Religión
En cuestión de horas el papa anunciará la beatificación del obispo Jacinto Vera, el mismo año que nombró a la primera santa uruguaya y mientras avanza el proceso de otras figuras como el padre Cacho.
Carlos Ferragut camina por los pasillos internos de la Iglesia del Cordón, a los que acceden los verdaderos feligreses, con pasos largos y temblorosos como los que dan los pájaros; avanza ágilmente entre paredes de un verde cansado, que elevan su altura a medida que nos acercamos a la capilla, absorbiendo el eco monótono de una oración proveniente de una sala en la que un grupo de mujeres reza. Abre una puerta y con su ligereza de ave brinca de estas entrañas susurrantes hacia la nave principal de la iglesia de la que es secretario, señala el majestuoso altar y va hacia allí como flotando, hasta detenerse en un espacio cuadrado protegido por un cordón bordó.
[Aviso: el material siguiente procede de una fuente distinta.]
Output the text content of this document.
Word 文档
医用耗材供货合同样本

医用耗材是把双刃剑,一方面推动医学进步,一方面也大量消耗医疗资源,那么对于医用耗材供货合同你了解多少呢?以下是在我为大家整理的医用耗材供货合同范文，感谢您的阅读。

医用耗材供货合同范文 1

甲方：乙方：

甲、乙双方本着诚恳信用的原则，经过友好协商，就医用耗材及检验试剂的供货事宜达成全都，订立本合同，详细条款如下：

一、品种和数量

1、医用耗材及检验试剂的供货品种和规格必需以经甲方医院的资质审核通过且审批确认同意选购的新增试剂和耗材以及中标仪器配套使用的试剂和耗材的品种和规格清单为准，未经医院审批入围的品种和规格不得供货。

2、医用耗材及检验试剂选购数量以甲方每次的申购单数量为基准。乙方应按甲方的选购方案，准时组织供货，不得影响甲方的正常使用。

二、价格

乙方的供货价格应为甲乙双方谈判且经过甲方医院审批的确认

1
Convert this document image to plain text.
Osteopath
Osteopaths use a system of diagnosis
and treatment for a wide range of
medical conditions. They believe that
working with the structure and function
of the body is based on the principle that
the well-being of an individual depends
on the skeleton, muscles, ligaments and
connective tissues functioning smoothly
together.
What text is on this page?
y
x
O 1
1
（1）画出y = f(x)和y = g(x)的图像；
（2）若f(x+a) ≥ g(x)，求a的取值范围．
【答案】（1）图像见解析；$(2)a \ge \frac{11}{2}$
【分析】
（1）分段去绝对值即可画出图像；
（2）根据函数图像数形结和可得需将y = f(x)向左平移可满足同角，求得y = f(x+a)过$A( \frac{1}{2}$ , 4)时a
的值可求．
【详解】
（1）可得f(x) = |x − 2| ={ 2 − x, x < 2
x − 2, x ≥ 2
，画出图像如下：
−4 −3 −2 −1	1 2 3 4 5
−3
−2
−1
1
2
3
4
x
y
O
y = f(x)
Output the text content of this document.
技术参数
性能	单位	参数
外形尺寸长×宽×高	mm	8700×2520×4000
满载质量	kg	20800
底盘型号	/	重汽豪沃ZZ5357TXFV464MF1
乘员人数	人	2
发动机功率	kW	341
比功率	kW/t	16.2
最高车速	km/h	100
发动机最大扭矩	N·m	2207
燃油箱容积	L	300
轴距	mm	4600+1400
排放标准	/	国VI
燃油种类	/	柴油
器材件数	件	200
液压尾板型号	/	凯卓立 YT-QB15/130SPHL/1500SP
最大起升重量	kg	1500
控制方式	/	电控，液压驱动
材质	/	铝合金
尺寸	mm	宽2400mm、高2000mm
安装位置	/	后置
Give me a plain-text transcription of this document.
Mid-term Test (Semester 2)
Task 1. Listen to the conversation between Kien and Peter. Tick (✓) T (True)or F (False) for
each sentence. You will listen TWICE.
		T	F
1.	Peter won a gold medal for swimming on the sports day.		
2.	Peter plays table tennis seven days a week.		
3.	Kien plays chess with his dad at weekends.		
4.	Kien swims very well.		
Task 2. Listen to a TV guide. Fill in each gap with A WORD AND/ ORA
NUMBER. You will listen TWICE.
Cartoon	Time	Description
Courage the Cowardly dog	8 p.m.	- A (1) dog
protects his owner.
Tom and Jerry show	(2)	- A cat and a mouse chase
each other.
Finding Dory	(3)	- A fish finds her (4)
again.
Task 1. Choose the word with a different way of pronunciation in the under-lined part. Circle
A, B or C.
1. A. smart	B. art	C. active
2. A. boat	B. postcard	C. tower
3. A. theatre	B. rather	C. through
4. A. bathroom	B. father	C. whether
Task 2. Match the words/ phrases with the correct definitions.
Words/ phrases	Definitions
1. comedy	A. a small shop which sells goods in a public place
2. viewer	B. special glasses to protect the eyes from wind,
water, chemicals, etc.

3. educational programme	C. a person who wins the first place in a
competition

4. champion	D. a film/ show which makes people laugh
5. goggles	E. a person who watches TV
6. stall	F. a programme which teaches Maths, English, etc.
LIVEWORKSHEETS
Con una leve inclinación de cabeza, apunta al piso.
—¿Aquí?
—Sííííí.
La baldosa de mármol está tallada con un texto en latín que el secretario intenta traducir, pero fracasa.
—…no sé, quiere decir que acá está el corazón del primer obispo, porque Jacinto Vera siempre estuvo con nosotros: siempre, siempre, siempre.
Aquí lo enterraron en 1881.
Al corazón, lo enterraron.
Debajo del mármol, “adentro de un frasco”, colocaron el más carnal de los recuerdos del padre de la Iglesia Católica uruguaya. Porque mucho antes de que el paso del tiempo redujera a monseñor Jacinto Vera al nombre de un barrio montevideano, a su vez protagonista del famoso poema en el que Líber Falco describe sus ranchos y su luna, Jacinto Vera fue “la persona más conocida del Uruguay de la segunda mitad del siglo XIX”, un hombre polémico y admirado, calumniado y querido, tanto que su funeral fue el evento multitudinario de la época.
El cuerpo fue traído a esta iglesia para ser embalsamado y sus vísceras se distribuyeron en cuatro sitios distintos, convertidas en brutales reliquias de un personaje que se suponía sería histórico e inolvidable, considerando la preponderancia del catolicismo en ese tiempo.
Pero el futuro torció los planes y por distintas razones que ya veremos, incluyendo el afianzamiento del proceso seculizador que terminó rompiendo la fortaleza católica, la fama imbatible de Jacinto Vera fue diluyéndose, rescatada apenas en esporádicos impulsos de algunas personas que a lo largo de las décadas han querido salvarlo del olvido: y algo más. El día seis de cada mes, por ejemplo, en esta iglesia, un grupo de fieles se reúne a los pies del corazón y reza para que sea declarado beato, el paso previo para llegar a santo.
Lograrlo sería un “regalo de Dios” para la iglesia nacional, que podría ofrecer a los creyentes “el primer santo a la uruguaya”, un mediador “como uno” para aferrarse a la fe: a la herrumbrada fe, porque el porcentaje de devotos católicos cayó a la mitad en dos décadas.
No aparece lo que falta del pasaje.